Le gouvernement souhaite renforcer les pouvoirs de lutte du CMA à l'encontre des escroqueries et des mauvaises pratiques commerciales. L'organisme pourra appliquer directement le droit de la consommation et infliger des amendes allant jusqu'à 10% du chiffre d'affaires mondial des entreprises en cas d'escroquerie (jusqu'à 300000 livres sterling pour les particuliers). Il pourra également accorder une indemnisation aux consommateurs. Cela remplace le passage par un processus judiciaire qui peut prendre des années.

Pour garantir une meilleure application du droit de la concurrence, le CMA voit ses pouvoirs renforcés notamment pour la collecte de preuves. En cas de non-respect des engagements pris auprès de la CMA, l'organisme pourra prononcer des sanctions pouvant aller jusqu'à 5% du chiffre d'affaires mondial annuel d'une entreprise (jusqu'à 150000 livre sterling pour un particulier). En cas non-respect d'une demande d'information, de dissimulation de preuves ou fourniture de fausses informations, les sanctions pourront aller jusqu'à 1% du chiffre d'affaires mondial annuel d'une entreprise (jusqu'à 30 000 livre sterling pour un particulier).

Il convient de préciser ici que Meta a été condamné à une amende de 50,5 millions de livre sterling (68 millions de dollars) l'année dernière pour ne pas avoir tenu au courant l'autorité britannique de ses efforts visant à garder Giphy séparé de la maison-mère en attendant sa réponse concernant cette fusion. Le régulateur a ensuite tout bonnement ordonné à Meta de revendre Giphy.

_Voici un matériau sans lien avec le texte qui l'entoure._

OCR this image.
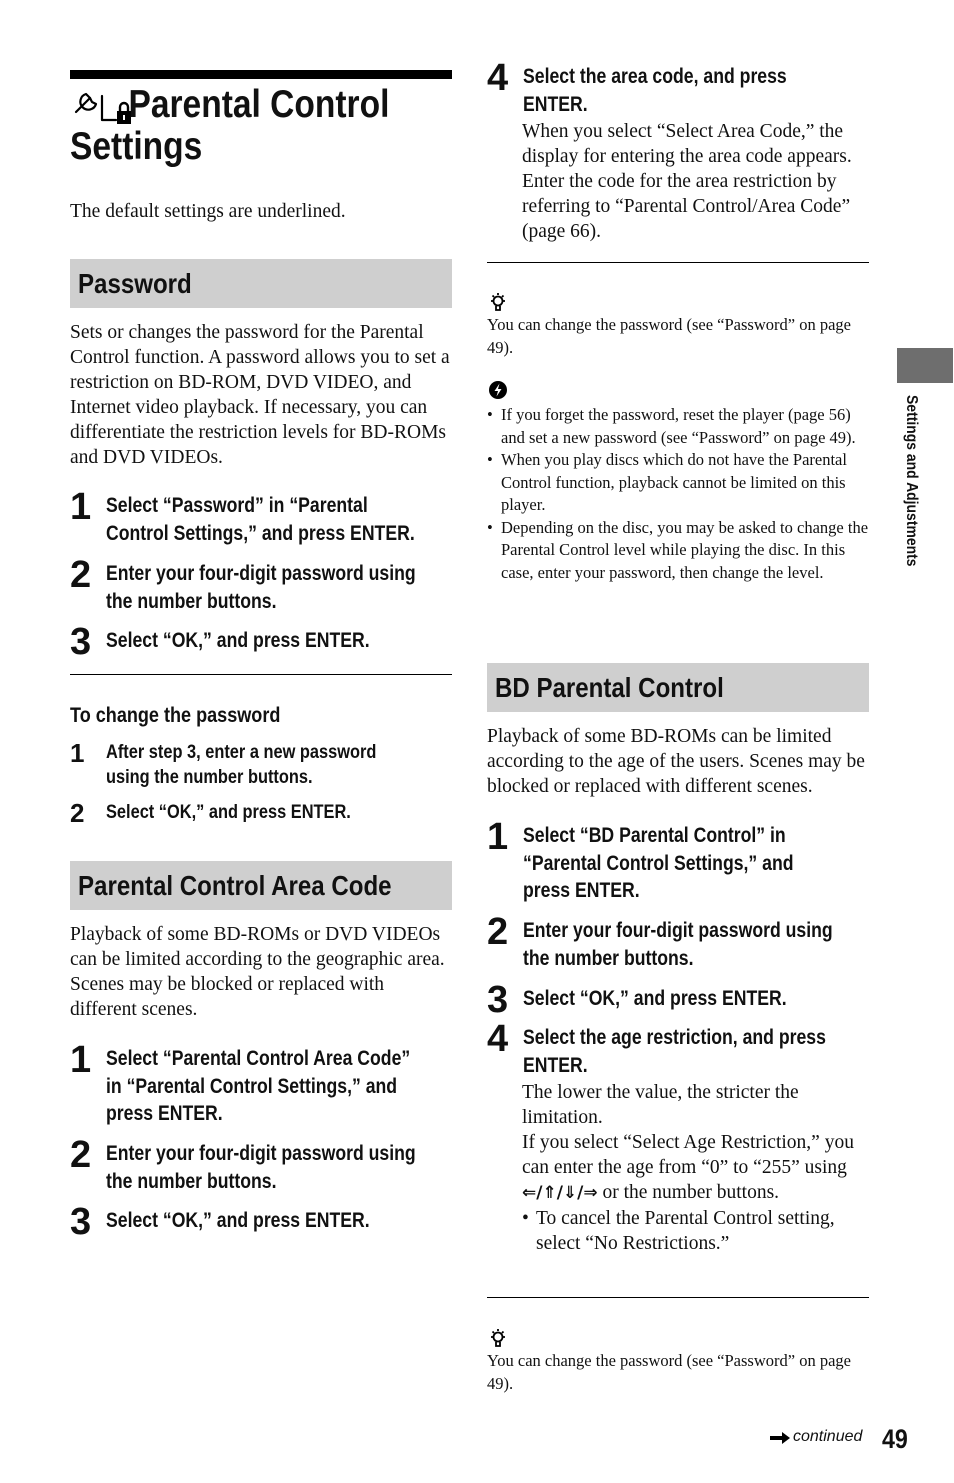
Settings and Adjustments
Parental Control Settings

The default settings are underlined.

Password

Sets or changes the password for the Parental Control function. A password allows you to set a restriction on BD-ROM, DVD VIDEO, and Internet video playback. If necessary, you can differentiate the restriction levels for BD-ROMs and DVD VIDEOs.

1 Select “Password” in “Parental
Control Settings,” and press ENTER.
2 Enter your four-digit password using
the number buttons.
3 Select “OK,” and press ENTER.
To change the password
1 After step 3, enter a new password using the number buttons.
2 Select “OK,” and press ENTER.
Parental Control Area Code

Playback of some BD-ROMs or DVD VIDEOs can be limited according to the geographic area. Scenes may be blocked or replaced with different scenes.

1 Select “Parental Control Area Code”
in “Parental Control Settings,” and
press ENTER.
2 Enter your four-digit password using
the number buttons.
3 Select “OK,” and press ENTER.
4 Select the area code, and press
ENTER.

When you select “Select Area Code,” the display for entering the area code appears. Enter the code for the area restriction by referring to “Parental Control/Area Code” (page 66).

You can change the password (see “Password” on page 49).

• If you forget the password, reset the player (page 56) and set a new password (see “Password” on page 49).
• When you play discs which do not have the Parental Control function, playback cannot be limited on this player.
• Depending on the disc, you may be asked to change the Parental Control level while playing the disc. In this case, enter your password, then change the level.
BD Parental Control

Playback of some BD-ROMs can be limited according to the age of the users. Scenes may be blocked or replaced with different scenes.

1 Select “BD Parental Control” in
“Parental Control Settings,” and
press ENTER.
2 Enter your four-digit password using
the number buttons.
3 Select “OK,” and press ENTER.
4 Select the age restriction, and press
ENTER.
The lower the value, the stricter the limitation.
If you select “Select Age Restriction,” you can enter the age from “0” to “255” using ⇐/⇑/⇓/⇒ or the number buttons.
• To cancel the Parental Control setting, select “No Restrictions.”

You can change the password (see “Password” on page 49).

continued 49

L'UE en avance avec les DSA/DMA

Le gouvernement souhaite également accroître la capacité du CMA à infliger des amendes aux entreprises qui abusent de leur position sur le marché. En ce qui concerne la fusion des entreprises notamment, le gouvernement souhaite renforcer le pouvoir de contrôle du CMA sur les acquisitions permettant à de grandes entreprises de racheter un potentiel rival avant qu'il puisse lancer de nouveaux produits ou services, dites "killer acquisitions".

Toutefois, les discussions sont encore en cours et la nouvelle législation est loin d'être adoptée. Sur ces sujets, l'Union européenne devrait prendre une longueur d'avance avec le Digital Market Act (DMA) pour lequel un accord a été trouvé et qui doit réguler les plus grandes plateformes. Ainsi que le DSA (Digital Service Act) toujours en discussion.